Mohamed Mbougar Sarr wins the Goncourt Prize with “The most secret memory of men”

Senegalese Mohamed Mbougar Sarr, 31, wins the 2021 Goncourt Prize for The Most Secret Memory of Men (Philippe Rey edition), Wednesday November 3. He obtained 6 votes in the first round, announced Philippe Claudel, secretary general of Goncourt, at the Drouant restaurant in Paris.

“I feel a lot of joy. Quite simply”, he told the press on his arrival in Drouant. “There is no age in literature. You can arrive very young, or at 67, at 30, at 70 and yet be very old”, he added.

Three other authors were finalists for the oldest French literary prize, which has been awarded since 1903 “the best work of imagination in prose, published in the year” and written by a French-speaking author. It was Christine Angot with The Journey to the East (Flammarion), Sorj Chalandon with Bastard child (Grasset) and Louis-Philippe Dalembert with Milwaukee Blues (Sabine Wespieser).

Mohamed Mbougar Sarr is the first writer from sub-Saharan Africa to be honored with the most prestigious of literary awards and the youngest winner since Patrick Grainville in 1976.

Born in 1990, son of a doctor from Diourbel, in central Senegal, he proved to be an excellent student and avid reader. When asked if he felt any pressure from his parents to be successful as the oldest of six brothers, he replies: “No, not necessarily! I just want to give the best example possible to my brothers.” He joined the elite sector of boys in his country, the military prytaneum of Saint-Louis-du-Senegal.

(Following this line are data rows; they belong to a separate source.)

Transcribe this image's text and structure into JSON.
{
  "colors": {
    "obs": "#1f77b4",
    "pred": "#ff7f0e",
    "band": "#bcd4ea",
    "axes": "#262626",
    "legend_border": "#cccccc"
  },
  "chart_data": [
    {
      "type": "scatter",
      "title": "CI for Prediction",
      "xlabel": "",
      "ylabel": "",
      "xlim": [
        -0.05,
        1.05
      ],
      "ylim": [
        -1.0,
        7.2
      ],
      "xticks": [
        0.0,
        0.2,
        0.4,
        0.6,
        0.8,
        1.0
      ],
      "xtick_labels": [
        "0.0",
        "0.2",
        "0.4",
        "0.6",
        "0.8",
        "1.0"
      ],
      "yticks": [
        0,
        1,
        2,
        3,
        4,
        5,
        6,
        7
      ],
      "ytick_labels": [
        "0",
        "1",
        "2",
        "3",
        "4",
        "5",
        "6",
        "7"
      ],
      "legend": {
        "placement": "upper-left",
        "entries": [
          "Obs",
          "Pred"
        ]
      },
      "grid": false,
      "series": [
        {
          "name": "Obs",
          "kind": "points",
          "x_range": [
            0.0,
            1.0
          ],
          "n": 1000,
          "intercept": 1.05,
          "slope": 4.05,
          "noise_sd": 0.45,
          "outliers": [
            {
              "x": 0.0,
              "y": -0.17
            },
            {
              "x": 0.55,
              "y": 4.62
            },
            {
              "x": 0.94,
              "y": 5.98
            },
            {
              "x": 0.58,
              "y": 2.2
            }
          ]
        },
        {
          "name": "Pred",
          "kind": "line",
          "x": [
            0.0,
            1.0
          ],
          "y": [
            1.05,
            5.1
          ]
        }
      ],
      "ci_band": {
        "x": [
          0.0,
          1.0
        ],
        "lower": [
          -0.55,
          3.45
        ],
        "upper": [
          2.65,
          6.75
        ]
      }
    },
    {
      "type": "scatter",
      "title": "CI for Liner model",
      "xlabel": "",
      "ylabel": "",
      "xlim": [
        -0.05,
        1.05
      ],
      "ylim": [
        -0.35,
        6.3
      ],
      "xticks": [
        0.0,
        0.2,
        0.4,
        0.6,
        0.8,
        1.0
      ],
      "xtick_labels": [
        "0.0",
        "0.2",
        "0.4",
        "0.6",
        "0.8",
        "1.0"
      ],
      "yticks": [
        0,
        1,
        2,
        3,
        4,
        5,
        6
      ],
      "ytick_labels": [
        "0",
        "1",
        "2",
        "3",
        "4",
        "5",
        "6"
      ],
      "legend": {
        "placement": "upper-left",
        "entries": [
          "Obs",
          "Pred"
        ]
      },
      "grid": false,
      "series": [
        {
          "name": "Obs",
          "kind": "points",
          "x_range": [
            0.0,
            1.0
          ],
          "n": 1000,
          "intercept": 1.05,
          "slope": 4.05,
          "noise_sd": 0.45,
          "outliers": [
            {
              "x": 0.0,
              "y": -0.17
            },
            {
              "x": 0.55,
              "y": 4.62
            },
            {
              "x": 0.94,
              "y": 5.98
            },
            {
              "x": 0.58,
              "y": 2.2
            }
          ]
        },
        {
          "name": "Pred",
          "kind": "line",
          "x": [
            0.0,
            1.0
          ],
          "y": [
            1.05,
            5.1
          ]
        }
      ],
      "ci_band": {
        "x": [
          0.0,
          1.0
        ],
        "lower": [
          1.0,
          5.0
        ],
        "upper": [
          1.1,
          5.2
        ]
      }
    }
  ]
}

Many professions come to mind, doctor, footballer, soldier, journalist, lawyer, teacher … Compiègne high school near Paris. She will take him to one of the most prestigious “large schools“French, the Ecole des Hautes Etudes en Sciences Sociales. His research focused on the great voice of African literature and champion of “negritude”, Léopold Sedar Senghor. “I did not finish my thesis, because I started to write a lot at that time, and fiction won out”, he confides. He now lives in Beauvais, north of Paris.

He entered literature at the age of 24, with “Earth encircled”, published by a house whose catalog had formed him, Présence africaine. Follows Silence of the heart in 2017.

Philippe Rey, publisher with recognized expertise in French-speaking literature, convinced him to join him for the third and fourth, “Pure men” (2018) and “The most secret memory of men” (2021). On this book which explores the destiny of a cursed Senegalese writer inspired by Malian Yambo Ouologuem (1940-2017), Renaudot prize in 1968, Philippe Rey, known for his high standards, was particularly attentive. According to him, Mohamed Mbougar Sarr, after having explored so finely all African literature, held the subject that was going to make him break through. There was only to work, to rework this text again.

“I was very lucky to have been supported: this is not the case for all African writers. Nor for all writers at all! I am well aware that being an African writer published in France can be complicated, as for all those who come from a margin. But it is changing. That African literature remains largely to be known, it is also a chance for it “, estimated the writer, interviewed in September by AFP.

Presented to the juries of the autumn prizes, the novel quickly convinced by the quality of its style and the mystery of its characters. Of a modest nature and a very soft speech, the young Senegalese was surprised by this success. When his publisher had launched the bet during the summer to run a marathon if he was in the first selection of three different prizes, he had accepted. Philippe Rey has run one since, Mohamed Mbougar Sarr not yet. But he has a good excuse: he has scoured almost every possible literary festival in France in recent months.